- Starring: Ian Bleasdale; Belinda Davidson; Susan Franklyn; Brenda Fricker; William Gaminara; Robson Green; Tam Hoskyns; Geoffery Leesley; Vivienne McKone; Eddie Nestor; Cathy Shipton; Derek Thompson;
- No. of episodes: 12

Release
- Original network: BBC One
- Original release: 8 September – 1 December 1989

Series chronology
- ← Previous Series 3Next → Series 5

= Casualty series 4 =

Fourth series of Casualty

The fourth series of the British medical drama television series Casualty commenced airing in the United Kingdom on BBC One on 8 September 1989 and finished on 1 December 1989.

== Production ==
Peter Norris serves as the producer of series four, replacing original producer Geraint Morris, who left to produce The Bill. He was hired by Jonathan Powell, the head of drama at the BBC, following his work on The Rainbow. Norris admitted that he jumped at the chance to produce Casualty. He then hired a casting director and worked with script editor Susan Gander to create new characters. Casualty is based in the fictional city of Holby, which was originally localised to Bristol, where the drama is filmed. Norris wanted to change this and removed the show's obvious Bristolian mannerisms. One of these included Duffy's West Country accent, which was dropped suddenly, as well as the introduction of Geordie character Jimmy Powell.

The drama was moved to a post-watershed Friday night time slot from a Saturday night time slot for this series. Shipton explained that producers wanted to create an "urban feel" to the show by moving it to a later time slot. Norris wanted to use this opportunity to portray "tougher" stories, so he hired writers who wanted to tell stories about special issues and gave them the freedom to do so. While the first three series of Casualty explored the political side of the NHS, Norris wanted series four to explore social issues which were not portrayed in the media. The change in time slot and difference in stories proved successful and ratings grew to over 13 million viewers.

The series opens with a road accident, described as "spectacular" by Hilary Kingsley, the author of Casualty: The Inside Story. The stunt features the most vehicles the show had included to date and used drums of hydrofluoric acid.

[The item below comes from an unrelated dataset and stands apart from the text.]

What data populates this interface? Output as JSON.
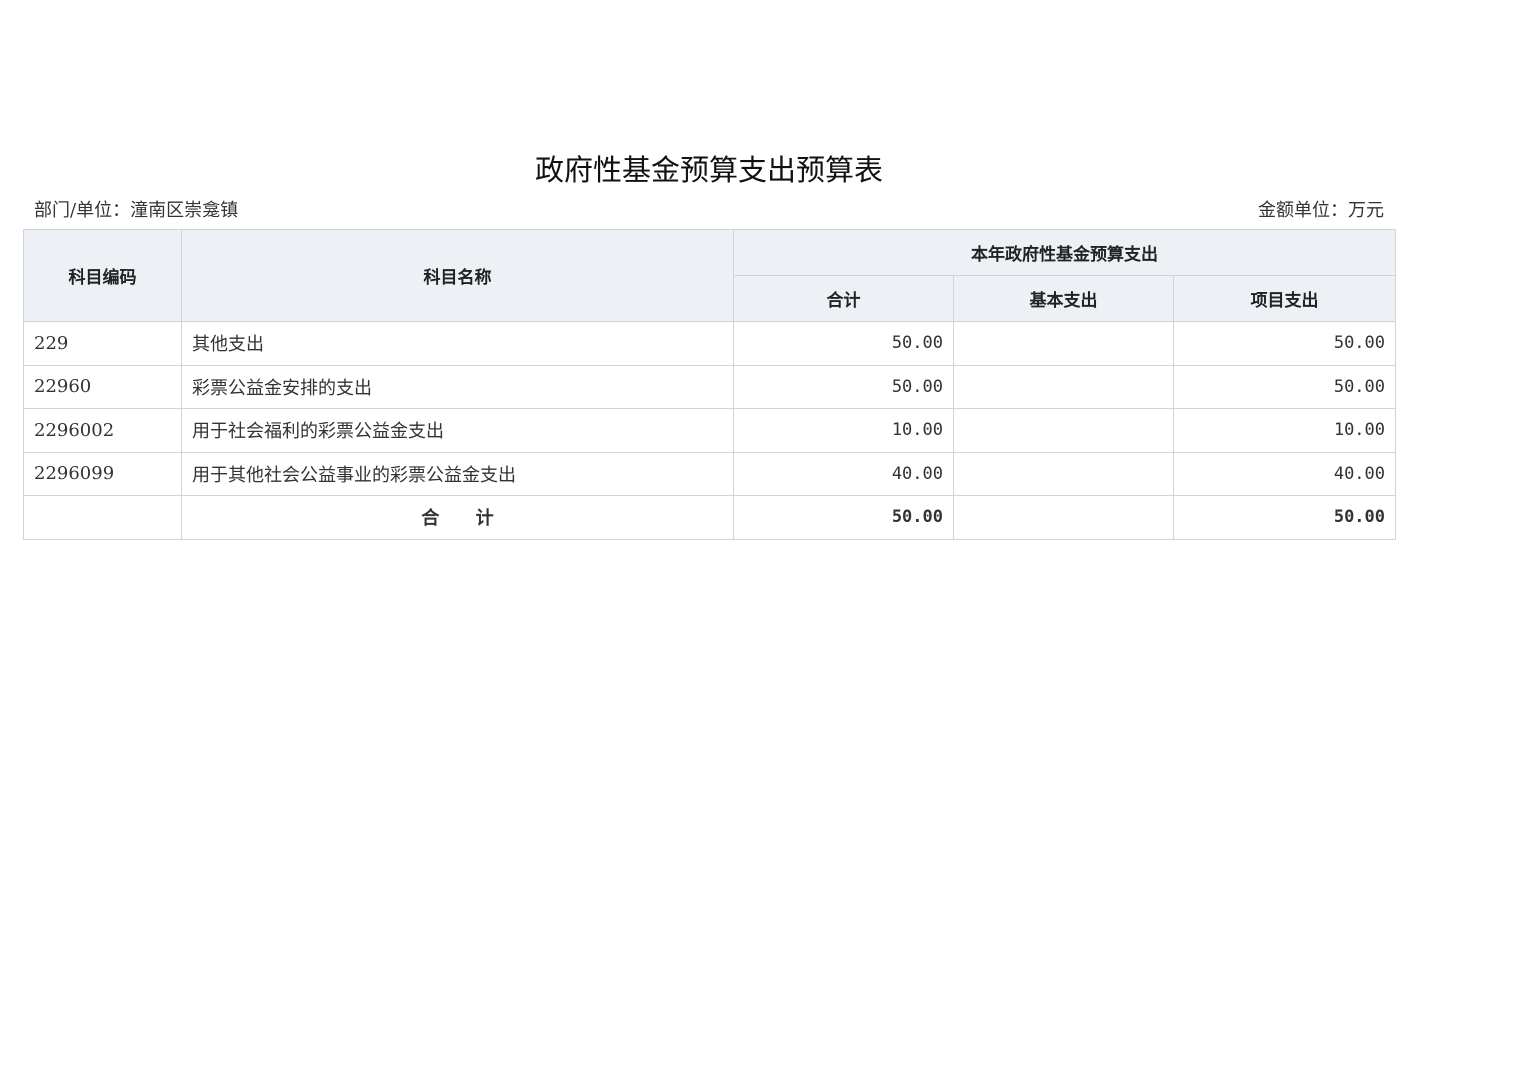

During filming, one of the drums was pushed too fast, causing it to head towards the camera crew. Norris confessed that he was completing paperwork about the incident for a year afterwards. The series finale features a terrorist attack at a department store. Norris described the making of the episode "a lark" and compared the set to Gone with the Wind with the blood stains on-set. The episode was scheduled for the same week as a remembrance service for the victims of the 1987 Remembrance Day bombing, which concerned the production team. However, there was no complaints, which Norris accredited to Morris previously defending other series of the drama.

==Cast==

The main cast of series four.

The fourth series of Casualty features a cast of characters working in the emergency department of Holby City Hospital. Derek Thompson continues his role as charge nurse Charlie Fairhead, while Brenda Fricker plays state enrolled nurse Megan Roach. Cathy Shipton stars as sister Lisa "Duffy" Duffin, and Eddie Nestor appears as staff nurse Cyril James. Geoffrey Leesley portrays paramedic Keith Cotterill, and Susan Franklyn appears as administrator Valerie Sinclair.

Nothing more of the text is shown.